Le RCS : tout le monde en parle, personne ne comprend, mais tout démarre vraiment maintenant

En 2017, Google a annoncé le lancement du RCS, un nouveau standard dans le domaine du messaging présenté comme le SMS 2.0. Cette annonce traduisait la volonté de Google de rendre l’écosystème Android compatible avec le RCS. La firme de Mountain View y a vu une opportunité de challenger le monde des messageries OTT largement dominé par Facebook (Messenger, WhatsApp, Instagram).

Contrairement aux apparences, Google n’est pas à l’origine du RCS. Les spécifications du Rich Communication Services sont le fruit des travaux de la GSMA, l’association mondiale des opérateurs mobiles. Ses membres ont voulu penser dès 2007 un standard adapté aux premiers smartphones et visant à enrichir leurs messageries restreintes aux SMS et MMS considérés performants mais limités.

 

 

Experience SMS/ Experience RCS

Une expérience utilisateur au plus proche de celle proposée par Messenger

Le RCS promet une expérience utilisateur au plus proche de celle proposée par Messenger… mais sans Messenger. La principale promesse du RCS est de venir enrichir la messagerie nativement embarquée sur le terminal, c’est-à-dire sans aucun téléchargement préalable, tout comme peut l’être iMessage sur iOS. Et la comparaison avec Messenger n’est pas un hasard tant il apparaît assez évident aujourd’hui que les travaux de la GSMA ont dû inspirer les équipes de Facebook ayant travaillé sur cette messagerie OTT en 2014. Ce n’est d’ailleurs peut-être pas un hasard non plus si Facebook lance au même moment une offensive sur le m-Commerce avec Facebook Shops, l’arrivée concrète du RCS pousse encore plus à l’innovation afin de trouver des modèles différenciants et favorables à la génération de revenus davantage axés sur la publicité que sur le messaging.

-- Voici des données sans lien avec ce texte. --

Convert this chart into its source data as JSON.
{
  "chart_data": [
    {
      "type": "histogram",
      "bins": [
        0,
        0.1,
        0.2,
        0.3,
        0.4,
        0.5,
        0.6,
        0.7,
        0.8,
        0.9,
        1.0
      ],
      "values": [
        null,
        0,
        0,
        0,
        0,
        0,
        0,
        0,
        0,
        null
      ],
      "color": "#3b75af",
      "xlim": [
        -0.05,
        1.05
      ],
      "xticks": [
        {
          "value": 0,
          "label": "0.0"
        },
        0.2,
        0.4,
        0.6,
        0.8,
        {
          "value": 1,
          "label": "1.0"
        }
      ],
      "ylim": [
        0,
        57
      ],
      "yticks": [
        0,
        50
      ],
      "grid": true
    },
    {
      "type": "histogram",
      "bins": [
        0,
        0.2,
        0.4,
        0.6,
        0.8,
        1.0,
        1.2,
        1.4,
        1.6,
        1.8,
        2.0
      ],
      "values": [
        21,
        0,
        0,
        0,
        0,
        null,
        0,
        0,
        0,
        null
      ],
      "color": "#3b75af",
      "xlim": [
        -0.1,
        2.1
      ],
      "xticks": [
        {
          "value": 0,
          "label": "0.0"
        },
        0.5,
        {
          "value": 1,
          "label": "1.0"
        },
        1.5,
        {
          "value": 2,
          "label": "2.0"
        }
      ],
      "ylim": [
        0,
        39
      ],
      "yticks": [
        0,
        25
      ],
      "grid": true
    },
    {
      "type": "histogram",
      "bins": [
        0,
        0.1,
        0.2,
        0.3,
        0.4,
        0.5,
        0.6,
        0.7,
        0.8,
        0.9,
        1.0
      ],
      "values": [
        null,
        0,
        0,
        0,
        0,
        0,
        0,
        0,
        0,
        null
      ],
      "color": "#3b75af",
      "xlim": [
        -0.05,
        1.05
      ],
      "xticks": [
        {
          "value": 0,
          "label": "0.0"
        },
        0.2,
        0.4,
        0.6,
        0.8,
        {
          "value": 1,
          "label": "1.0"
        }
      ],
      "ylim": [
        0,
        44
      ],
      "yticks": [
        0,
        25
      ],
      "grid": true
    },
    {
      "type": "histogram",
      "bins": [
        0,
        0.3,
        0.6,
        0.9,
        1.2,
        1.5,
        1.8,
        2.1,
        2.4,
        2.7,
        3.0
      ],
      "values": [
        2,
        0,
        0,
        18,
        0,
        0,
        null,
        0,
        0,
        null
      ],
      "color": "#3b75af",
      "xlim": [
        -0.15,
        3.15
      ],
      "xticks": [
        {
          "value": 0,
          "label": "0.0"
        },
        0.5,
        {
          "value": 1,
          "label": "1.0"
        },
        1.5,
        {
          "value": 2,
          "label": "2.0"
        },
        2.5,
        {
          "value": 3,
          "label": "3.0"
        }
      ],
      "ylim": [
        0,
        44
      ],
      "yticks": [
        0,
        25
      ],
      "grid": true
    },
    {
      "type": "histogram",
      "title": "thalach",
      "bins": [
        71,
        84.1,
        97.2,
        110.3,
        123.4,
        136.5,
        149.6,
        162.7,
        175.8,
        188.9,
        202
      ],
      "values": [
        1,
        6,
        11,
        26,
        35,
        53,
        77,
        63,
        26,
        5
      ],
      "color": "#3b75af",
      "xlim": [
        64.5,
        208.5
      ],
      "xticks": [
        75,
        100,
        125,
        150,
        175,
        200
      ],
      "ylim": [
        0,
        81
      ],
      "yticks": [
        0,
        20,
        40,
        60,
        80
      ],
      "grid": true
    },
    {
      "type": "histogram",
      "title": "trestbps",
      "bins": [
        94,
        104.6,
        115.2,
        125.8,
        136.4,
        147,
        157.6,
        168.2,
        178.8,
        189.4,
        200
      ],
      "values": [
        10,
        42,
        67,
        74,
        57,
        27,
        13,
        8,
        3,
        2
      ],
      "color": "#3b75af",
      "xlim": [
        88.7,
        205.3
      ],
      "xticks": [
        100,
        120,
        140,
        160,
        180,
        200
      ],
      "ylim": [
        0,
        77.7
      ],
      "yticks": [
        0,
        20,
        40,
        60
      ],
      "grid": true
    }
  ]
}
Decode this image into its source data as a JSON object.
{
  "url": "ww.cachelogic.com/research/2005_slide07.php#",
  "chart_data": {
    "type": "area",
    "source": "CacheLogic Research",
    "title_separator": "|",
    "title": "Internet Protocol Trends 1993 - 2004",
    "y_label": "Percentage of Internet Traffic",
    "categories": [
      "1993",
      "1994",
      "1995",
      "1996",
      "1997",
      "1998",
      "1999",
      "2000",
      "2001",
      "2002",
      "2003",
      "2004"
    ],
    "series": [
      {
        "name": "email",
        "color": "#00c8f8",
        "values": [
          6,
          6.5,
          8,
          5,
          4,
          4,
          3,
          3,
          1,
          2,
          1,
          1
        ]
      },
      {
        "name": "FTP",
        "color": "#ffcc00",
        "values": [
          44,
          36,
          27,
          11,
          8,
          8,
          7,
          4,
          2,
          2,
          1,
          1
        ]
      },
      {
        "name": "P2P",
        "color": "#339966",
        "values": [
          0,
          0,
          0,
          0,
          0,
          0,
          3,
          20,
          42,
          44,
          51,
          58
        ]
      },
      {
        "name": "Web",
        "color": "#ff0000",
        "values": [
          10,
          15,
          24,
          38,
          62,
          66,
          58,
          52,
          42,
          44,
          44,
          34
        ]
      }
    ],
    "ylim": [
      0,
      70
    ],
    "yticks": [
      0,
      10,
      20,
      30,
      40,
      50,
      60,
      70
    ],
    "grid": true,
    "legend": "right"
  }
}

Le RCS se veut donc transparent pour les consommateurs. Et surtout, le RCS se présente comme une opportunité pour les marques. Sa richesse doit permettre d’améliorer considérablement l’expérience client actuellement proposée par SMS (voire MMS dans certains pays), un canal d’activation puissant mais malheureusement limité. Fonctionnellement le RCS propose :

  • Plus de sécurité pour la marque et ses clients grâce à l’authentification de l’émetteur du message ;
  • Plus de richesse dans les messages par la possibilité d’associer des textes longs à des images ou vidéos ;
  • Plus d’engagement par une expérience conversationnelle grâce à l’introduction de boutons cliquables et autres carrousels facilitant la navigation dans un arbre de décision ;
  • Plus de fonctionnalités sans avoir à sortir de la messagerie tels que l’appel de pages Internet (webviews), le partage de position par l’utilisateur (GPS), l’ajout d’événements à l’agenda du téléphone… et le parti pris de Google d’aller jusqu’à pouvoir proposer le paiement en un clic avec Android Pay…

Et toute cette palette de nouvelles fonctionnalités s’accompagne par un jeu complet de KPI indispensables à l’analyse des performances (accusé de réception, accusé de lecture, tracking des clics…).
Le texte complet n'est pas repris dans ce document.